Generally I try to adhere to the Rede principle of Harm None. While perhaps it is too black and white or too simplified, I interpret it as living in a way that has no intention of hurting other and when I do harm someone taking action to rectify the problem. However I daily struggle with adhering to this principle in the grey areas.
Take last evening. I was in a situation that I felt really unsafe in my own room* because someone came into my suite without permission and deeply insulted my roommates and me. It scared me so much that I ended up spending the night at my boyfriend’s place. In the aftermath, I am wrestling with the question of what action to take in response. On one level, I am waiting to hear back from my residence administrators about the pseudo-legal consequences and the potential dialogue to prevent this from happening again.

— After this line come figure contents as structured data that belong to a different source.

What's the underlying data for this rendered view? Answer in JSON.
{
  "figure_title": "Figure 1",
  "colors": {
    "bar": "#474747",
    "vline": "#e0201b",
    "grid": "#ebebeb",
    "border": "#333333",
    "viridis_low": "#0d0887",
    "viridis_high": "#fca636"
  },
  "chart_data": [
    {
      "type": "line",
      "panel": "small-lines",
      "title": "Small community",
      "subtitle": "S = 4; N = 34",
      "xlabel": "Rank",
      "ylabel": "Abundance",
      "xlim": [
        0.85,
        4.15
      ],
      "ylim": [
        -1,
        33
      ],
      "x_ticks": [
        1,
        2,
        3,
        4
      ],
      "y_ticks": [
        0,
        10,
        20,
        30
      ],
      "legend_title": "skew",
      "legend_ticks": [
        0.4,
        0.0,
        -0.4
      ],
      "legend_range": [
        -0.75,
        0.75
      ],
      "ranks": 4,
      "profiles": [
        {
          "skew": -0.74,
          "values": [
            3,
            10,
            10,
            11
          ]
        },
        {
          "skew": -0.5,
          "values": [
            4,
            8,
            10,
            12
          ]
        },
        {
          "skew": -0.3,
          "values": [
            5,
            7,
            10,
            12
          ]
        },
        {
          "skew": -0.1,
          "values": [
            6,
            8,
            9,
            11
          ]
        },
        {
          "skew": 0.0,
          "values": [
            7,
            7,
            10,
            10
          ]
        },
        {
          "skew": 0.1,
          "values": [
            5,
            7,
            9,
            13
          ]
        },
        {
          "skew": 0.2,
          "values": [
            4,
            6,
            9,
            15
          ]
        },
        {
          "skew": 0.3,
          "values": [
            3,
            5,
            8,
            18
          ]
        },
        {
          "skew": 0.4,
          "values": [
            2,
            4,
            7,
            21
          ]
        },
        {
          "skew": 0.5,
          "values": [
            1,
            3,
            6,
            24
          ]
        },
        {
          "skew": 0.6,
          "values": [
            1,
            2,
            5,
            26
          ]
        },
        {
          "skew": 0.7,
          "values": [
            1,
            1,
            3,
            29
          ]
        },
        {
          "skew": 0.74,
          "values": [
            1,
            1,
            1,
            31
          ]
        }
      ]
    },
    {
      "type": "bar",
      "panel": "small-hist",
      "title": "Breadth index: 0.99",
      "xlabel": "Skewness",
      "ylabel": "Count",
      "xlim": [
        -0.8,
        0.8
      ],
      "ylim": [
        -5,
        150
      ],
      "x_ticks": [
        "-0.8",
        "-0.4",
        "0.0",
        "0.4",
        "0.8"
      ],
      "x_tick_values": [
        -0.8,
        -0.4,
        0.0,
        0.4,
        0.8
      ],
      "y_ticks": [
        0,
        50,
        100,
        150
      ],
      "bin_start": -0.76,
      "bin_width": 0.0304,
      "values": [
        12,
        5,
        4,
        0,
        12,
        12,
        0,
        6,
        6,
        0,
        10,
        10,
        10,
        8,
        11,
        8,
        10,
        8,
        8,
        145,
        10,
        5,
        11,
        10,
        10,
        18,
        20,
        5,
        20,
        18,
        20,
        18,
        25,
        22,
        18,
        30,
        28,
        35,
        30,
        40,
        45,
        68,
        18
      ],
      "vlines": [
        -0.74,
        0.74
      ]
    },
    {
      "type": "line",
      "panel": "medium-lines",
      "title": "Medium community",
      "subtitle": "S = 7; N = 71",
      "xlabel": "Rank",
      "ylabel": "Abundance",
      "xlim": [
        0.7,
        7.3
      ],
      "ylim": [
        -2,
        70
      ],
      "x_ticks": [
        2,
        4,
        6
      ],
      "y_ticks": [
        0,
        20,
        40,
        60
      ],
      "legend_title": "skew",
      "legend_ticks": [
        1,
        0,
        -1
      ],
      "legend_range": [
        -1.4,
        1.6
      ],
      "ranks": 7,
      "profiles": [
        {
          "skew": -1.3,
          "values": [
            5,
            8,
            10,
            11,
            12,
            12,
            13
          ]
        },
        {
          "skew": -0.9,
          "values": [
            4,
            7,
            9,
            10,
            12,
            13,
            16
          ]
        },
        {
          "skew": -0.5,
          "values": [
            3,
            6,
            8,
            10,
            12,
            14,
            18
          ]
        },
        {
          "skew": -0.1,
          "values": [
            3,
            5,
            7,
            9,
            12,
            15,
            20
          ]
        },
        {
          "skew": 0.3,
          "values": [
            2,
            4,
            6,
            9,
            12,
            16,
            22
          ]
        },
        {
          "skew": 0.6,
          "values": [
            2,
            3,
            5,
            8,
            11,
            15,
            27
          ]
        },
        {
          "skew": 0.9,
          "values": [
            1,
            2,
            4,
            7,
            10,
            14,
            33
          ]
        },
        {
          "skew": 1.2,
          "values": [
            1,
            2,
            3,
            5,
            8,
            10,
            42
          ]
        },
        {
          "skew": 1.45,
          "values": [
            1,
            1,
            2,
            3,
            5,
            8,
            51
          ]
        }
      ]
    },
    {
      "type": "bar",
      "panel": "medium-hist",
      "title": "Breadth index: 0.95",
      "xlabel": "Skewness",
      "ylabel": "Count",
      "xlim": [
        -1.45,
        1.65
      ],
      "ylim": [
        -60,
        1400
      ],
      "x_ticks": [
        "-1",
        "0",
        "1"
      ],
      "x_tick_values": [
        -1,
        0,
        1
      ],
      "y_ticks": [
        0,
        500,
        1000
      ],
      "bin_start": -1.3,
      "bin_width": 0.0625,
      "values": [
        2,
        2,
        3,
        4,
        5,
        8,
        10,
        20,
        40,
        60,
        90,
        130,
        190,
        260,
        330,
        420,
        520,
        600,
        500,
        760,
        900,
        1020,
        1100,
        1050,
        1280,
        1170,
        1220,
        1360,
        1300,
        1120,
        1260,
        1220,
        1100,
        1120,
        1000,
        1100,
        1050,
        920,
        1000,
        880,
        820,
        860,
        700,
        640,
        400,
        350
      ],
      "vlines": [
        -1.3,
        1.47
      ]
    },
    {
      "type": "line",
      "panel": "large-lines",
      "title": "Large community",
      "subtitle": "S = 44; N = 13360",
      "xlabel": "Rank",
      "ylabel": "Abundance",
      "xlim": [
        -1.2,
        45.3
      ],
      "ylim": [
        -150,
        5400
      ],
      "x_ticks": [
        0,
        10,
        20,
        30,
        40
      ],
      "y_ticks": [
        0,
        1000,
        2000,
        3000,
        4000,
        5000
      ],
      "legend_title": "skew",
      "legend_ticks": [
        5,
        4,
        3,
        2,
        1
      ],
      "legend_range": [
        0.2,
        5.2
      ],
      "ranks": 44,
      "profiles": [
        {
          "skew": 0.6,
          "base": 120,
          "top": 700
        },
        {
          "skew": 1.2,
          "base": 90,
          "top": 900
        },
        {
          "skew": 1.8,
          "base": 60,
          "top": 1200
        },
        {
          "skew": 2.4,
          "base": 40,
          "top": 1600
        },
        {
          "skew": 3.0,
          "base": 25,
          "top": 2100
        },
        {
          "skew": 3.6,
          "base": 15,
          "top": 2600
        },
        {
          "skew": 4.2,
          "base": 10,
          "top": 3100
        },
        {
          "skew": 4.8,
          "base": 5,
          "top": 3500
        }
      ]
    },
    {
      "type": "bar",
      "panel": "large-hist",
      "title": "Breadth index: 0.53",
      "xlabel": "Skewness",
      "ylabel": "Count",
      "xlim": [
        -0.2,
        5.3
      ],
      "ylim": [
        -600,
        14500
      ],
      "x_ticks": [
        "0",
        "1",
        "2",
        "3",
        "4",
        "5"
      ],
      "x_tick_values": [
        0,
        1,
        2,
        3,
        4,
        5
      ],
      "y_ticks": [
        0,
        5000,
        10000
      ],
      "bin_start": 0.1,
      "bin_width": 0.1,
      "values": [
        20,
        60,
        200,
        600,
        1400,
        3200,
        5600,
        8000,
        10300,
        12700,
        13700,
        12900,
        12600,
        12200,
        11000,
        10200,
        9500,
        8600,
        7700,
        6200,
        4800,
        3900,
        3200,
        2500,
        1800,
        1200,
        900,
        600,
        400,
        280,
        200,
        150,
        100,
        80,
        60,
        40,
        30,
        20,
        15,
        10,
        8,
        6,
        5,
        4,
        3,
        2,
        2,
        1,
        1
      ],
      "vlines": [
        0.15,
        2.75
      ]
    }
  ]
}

But what I am struggling with is the actual violation of entering my home and making me feel weird. I cannot believe anyone would do that. It’s the college equivalent of breaking and entering. He harmed my sense of security. I am going to have to work hard to achieve peace and safety in my suite.
While I wait for an answer from my school, my main goal is to take my anger and channel it into recreating my sense of home in my dorm room. I have constructed a permanent shield around my room with highly filtering properties. It makes me feel more secure and more comfortable. I also am going to do a full cleanse on Saturday and perhaps put up some runes or stones that will help deflect negative energy. I have already resolved that it is not my place to personally confront this person, both in the mundane and the magical. That is what the residence administration is for, to mediate disputes. For me to respond with malice, it just keeps the cycle of conflict going which I do not want. Regardless of the outcome, I will work hard to resolve this situation within the bounds of my faith.
© Ariadne Woods
*I apologize that I can’t give a full account of what happened. I have been asked to keep the situation quiet and even though I do not publish under my given name, I still want to respect the wishes of my building administration.